Evening Primrose (Oenothera biennis)
A North American native, evening primrose is a tall flowering plant commonly found blooming in late summer along the tough, droughty, and nutrient-poor borders of our roads and highways. It is most noticeable when its bright yellow flowers surround a single, tall, semi-woody stem, which appears in the second year of this plant’s development.

As its name suggests, the flowers of the evening primrose bloom in late afternoon and evening. Shortly before sunset the petals will slowly unfurl, a phenomenon that you can actually observe over a five-to-ten-minute period. The blooms will last throughout the night and diminish by the following noon. Their early evening and nighttime flowering provides an opportunity to observe the charismatic sphinx moths—thought to be the primary pollinators of this plant.

This durable and lesser-known plant provides resources for a number of pollinators, including a species of native sweat bee that relies on it, and visiting bumblebees, honeybees, and several other native bees. Several moth species rely on the flower buds and foliage of the evening primrose, especially in the caterpillar stage, including the primrose moth (Schinia florida) that dons striking pink wings, and can only eat the flower buds of plants in the genus Oenothera.

True to its “weed” status, this plant is a prolific seed producer which benefits many birds. Late summer goldfinches will work their way up and down seed stalks to feast on the proffered bounty.
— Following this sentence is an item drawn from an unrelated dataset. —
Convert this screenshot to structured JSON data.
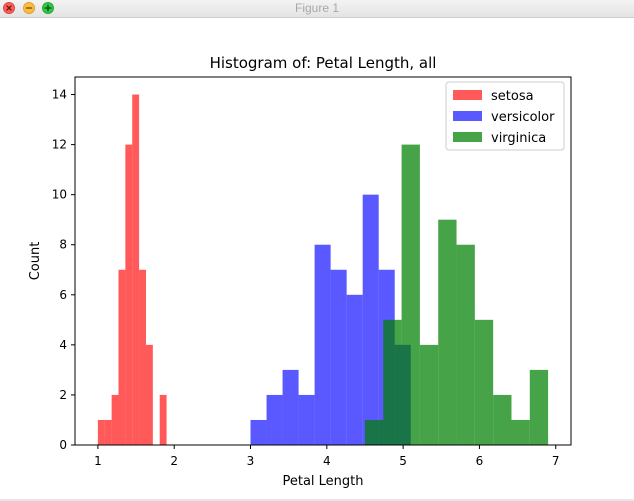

This plant’s capacity for self-seeding is legion—which is great for the wildlife that relies on it, but less so within the context of our suburban landscapes. Extra seedlings can be readily pulled, and a super abundance of developing seedpods can easily be removed to keep this plant in check.
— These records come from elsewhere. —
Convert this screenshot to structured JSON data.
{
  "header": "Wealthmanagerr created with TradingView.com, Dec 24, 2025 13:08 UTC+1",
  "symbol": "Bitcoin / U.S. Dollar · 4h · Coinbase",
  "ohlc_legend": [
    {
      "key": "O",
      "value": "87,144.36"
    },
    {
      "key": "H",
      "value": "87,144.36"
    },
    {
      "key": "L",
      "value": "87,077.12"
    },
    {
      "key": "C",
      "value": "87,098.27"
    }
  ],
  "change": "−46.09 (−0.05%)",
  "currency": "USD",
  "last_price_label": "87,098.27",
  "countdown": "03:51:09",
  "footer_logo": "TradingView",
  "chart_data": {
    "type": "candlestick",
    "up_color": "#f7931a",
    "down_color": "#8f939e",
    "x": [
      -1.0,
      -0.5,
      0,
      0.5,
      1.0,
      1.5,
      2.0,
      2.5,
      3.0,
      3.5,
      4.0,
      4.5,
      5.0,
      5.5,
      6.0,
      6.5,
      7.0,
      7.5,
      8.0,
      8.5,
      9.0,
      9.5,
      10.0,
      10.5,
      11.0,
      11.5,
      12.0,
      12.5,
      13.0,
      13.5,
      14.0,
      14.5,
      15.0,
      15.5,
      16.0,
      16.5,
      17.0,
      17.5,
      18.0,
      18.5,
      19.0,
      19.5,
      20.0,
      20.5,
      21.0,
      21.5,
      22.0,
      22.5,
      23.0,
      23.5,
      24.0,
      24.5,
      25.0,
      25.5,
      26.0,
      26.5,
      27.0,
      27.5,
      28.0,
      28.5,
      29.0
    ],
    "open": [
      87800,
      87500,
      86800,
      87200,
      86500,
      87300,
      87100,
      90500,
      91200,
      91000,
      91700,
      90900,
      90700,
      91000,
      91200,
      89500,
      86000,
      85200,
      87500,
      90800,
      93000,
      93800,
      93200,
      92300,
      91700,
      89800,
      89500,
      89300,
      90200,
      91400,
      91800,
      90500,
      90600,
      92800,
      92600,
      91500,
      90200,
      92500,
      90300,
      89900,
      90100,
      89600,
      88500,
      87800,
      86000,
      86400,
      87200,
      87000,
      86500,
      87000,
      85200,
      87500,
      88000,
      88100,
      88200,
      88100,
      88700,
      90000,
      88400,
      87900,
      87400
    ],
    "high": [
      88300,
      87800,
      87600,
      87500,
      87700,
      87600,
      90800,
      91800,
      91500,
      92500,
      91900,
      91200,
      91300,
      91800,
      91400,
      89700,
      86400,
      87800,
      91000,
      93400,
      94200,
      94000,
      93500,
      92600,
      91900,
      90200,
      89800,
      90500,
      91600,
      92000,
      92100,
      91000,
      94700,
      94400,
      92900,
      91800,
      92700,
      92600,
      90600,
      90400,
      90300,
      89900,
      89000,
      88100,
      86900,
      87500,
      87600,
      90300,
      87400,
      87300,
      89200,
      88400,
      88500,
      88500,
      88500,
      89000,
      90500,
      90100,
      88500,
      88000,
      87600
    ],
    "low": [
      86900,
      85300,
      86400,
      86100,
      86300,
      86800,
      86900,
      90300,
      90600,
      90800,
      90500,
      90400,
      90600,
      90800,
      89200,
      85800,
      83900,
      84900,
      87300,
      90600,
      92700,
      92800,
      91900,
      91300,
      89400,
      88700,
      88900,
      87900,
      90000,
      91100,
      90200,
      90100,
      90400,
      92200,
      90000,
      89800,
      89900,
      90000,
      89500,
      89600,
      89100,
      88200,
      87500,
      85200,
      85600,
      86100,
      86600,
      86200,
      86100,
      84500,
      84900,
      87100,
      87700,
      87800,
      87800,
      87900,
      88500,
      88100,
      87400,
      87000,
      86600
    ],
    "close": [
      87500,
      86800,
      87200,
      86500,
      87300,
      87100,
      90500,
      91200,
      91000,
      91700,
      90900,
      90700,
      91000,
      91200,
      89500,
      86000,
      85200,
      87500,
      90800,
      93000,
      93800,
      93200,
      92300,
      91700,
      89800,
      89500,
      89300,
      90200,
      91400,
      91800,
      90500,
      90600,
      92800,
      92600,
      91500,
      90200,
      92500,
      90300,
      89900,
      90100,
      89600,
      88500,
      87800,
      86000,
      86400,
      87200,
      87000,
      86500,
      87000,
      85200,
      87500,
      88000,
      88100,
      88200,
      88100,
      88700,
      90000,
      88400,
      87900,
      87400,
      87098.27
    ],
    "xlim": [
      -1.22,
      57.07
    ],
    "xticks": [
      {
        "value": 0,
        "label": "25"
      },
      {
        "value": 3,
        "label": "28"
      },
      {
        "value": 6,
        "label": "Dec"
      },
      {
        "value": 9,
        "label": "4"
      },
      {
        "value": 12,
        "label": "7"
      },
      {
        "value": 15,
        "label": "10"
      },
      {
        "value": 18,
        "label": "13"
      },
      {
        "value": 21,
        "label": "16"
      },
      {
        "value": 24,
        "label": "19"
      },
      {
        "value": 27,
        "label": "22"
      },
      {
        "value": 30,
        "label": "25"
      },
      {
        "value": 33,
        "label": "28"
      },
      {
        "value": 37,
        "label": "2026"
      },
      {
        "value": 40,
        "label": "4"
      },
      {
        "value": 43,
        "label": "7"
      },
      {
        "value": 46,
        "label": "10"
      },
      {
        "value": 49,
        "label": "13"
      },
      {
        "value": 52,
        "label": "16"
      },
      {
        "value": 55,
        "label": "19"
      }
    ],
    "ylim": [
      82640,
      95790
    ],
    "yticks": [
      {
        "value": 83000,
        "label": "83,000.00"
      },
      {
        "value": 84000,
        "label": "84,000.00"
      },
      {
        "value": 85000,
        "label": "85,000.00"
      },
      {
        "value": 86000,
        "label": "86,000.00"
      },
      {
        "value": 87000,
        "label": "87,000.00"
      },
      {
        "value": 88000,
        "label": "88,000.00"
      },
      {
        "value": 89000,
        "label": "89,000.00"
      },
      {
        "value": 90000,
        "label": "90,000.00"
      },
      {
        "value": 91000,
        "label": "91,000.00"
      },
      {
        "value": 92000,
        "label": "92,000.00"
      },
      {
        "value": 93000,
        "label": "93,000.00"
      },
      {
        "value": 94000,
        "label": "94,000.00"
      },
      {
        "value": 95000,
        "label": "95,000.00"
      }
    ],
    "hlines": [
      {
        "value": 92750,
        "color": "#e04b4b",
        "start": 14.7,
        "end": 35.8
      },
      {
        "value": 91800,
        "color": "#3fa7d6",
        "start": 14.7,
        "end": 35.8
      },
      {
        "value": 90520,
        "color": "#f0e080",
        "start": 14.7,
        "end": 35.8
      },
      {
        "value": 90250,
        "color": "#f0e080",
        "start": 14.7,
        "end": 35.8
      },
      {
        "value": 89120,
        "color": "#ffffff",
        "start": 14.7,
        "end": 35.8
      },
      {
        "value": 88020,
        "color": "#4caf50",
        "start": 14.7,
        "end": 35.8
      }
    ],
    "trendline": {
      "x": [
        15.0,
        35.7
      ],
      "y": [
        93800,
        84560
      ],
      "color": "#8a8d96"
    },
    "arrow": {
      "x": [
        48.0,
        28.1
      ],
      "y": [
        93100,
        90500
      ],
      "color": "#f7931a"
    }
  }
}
Pokeweed (Phytolacca Americana)
Pokeweed is a traditional southern Appalachian food staple where its leaves are cooked (carefully replacing the water between boiling two or more times to remove natural toxins) and eaten much like spinach. While botanists and medical professionals alike urge caution and do not recommend its consumption, as late as the 1990s it was commercially canned and sold. The leaves are rich in vitamins (A, B12, C, K, and manganese). If leaves and stems are harvested early in the spring and prepared properly, it provides a welcomed fresh green.

The chances are good that if you don’t think that you know this plant, a picture of its showy deep purple berry clusters that sport a striking fuchsia stem will re-familiarize you with it. The name “phytolacca” means red dye plant.
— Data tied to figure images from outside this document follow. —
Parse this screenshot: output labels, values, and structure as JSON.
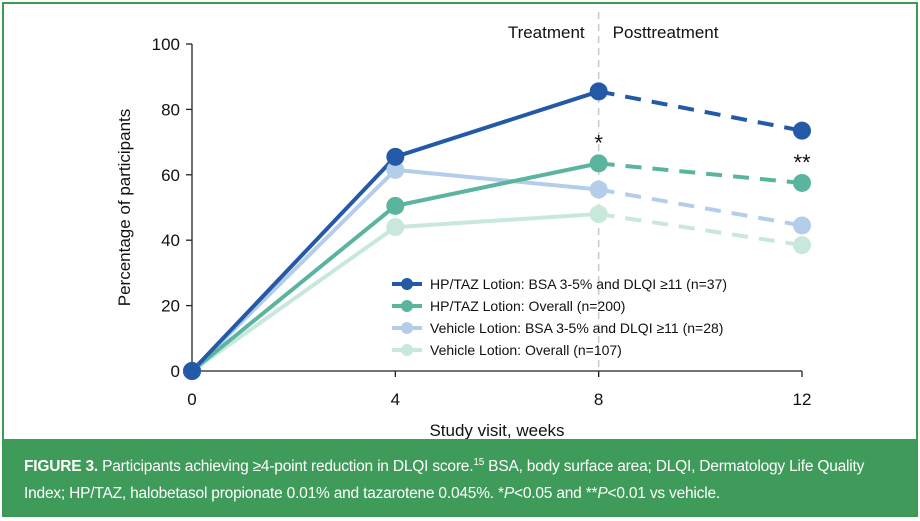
{
  "chart_data": {
    "type": "line",
    "x": [
      0,
      4,
      8,
      12
    ],
    "xlabel": "Study visit, weeks",
    "ylabel": "Percentage of participants",
    "xlim": [
      0,
      12
    ],
    "ylim": [
      0,
      100
    ],
    "x_ticks": [
      "0",
      "4",
      "8",
      "12"
    ],
    "y_ticks": [
      "0",
      "20",
      "40",
      "60",
      "80",
      "100"
    ],
    "phase_labels": {
      "left": "Treatment",
      "right": "Posttreatment"
    },
    "phase_boundary_x": 8,
    "legend_position": "lower-right",
    "series": [
      {
        "name": "HP/TAZ Lotion: BSA 3-5% and DLQI ≥11 (n=37)",
        "values": [
          0,
          65.5,
          85.5,
          73.5
        ],
        "color": "#2359a6"
      },
      {
        "name": "HP/TAZ Lotion: Overall (n=200)",
        "values": [
          0,
          50.5,
          63.5,
          57.5
        ],
        "color": "#5bb59e"
      },
      {
        "name": "Vehicle Lotion: BSA 3-5% and DLQI ≥11 (n=28)",
        "values": [
          0,
          61.5,
          55.5,
          44.5
        ],
        "color": "#b3cdea"
      },
      {
        "name": "Vehicle Lotion: Overall (n=107)",
        "values": [
          0,
          44.0,
          48.0,
          38.5
        ],
        "color": "#c8e8dc"
      }
    ],
    "annotations": [
      {
        "x": 8,
        "y": 63.5,
        "text": "*",
        "color": "#5bb59e"
      },
      {
        "x": 12,
        "y": 57.5,
        "text": "**",
        "color": "#5bb59e"
      }
    ]
  },
  "caption": {
    "lead": "FIGURE 3.",
    "text_a": " Participants achieving ≥4-point reduction in DLQI score.",
    "ref": "15",
    "text_b": " BSA, body surface area; DLQI, Dermatology Life Quality Index; HP/TAZ, halobetasol propionate 0.01% and tazarotene 0.045%. *",
    "p1": "P",
    "text_c": "<0.05 and **",
    "p2": "P",
    "text_d": "<0.01 vs vehicle."
  },
  "colors": {
    "caption_bg": "#3f9b5a",
    "border": "#3d9a55"
  }
}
The dramatic colors of the pokeweed fruit are a welcomed sight to many songbirds and other wildlife, and are a striking addition to the summer landscape.

Pokeweed can grow in excess of six feet tall, sporting multiple clusters of dangling, glossy berries that have considerable value to many songbirds, including the cedar waxwing, rose-breasted grosbeak, mourning dove, gray catbird, northern mockingbird, northern flicker, thrushes, robin, and historically, the passenger pigeon. Familiar woodland mammals—grey fox, raccoon, and opossum among them—also seek out pokeweed fruit, while deer prefer the plant’s late summer forage which is said to have as much as thirty-two percent digestible protein.

Pokeweed is easily and effectively spread by the animals that consume its seeds. Although it is an herbaceous perennial that dies back in the fall, below ground it maintains a thick central taproot each winter that can be formidable to remove over time. Because of its value to wildlife (and unintimidated human foragers) and as a component of our local ecology, pokeweed has an important place in our local landscapes. Its presence can be edited to accommodate the needs of both humans and wildlife.

Increasingly, in the search for solutions and adaptations to a changing climate, scientists have turned to weeds to better understand their aggressive ability to adapt. Weeds can offer valuable insights into rapid evolution that could inform crop breeding. The ability to thrive without inputs of fertilizer and the use of pesticides provide a welcomed opportunity to wean our landscapes of these inputs. “Weeds” may be the “winners” in a rapidly warming climate; at the least, their durability ensures the continuation of benefits for both people and wildlife into the future.

Judy Preston is a local ecologist active in the Connecticut River estuary.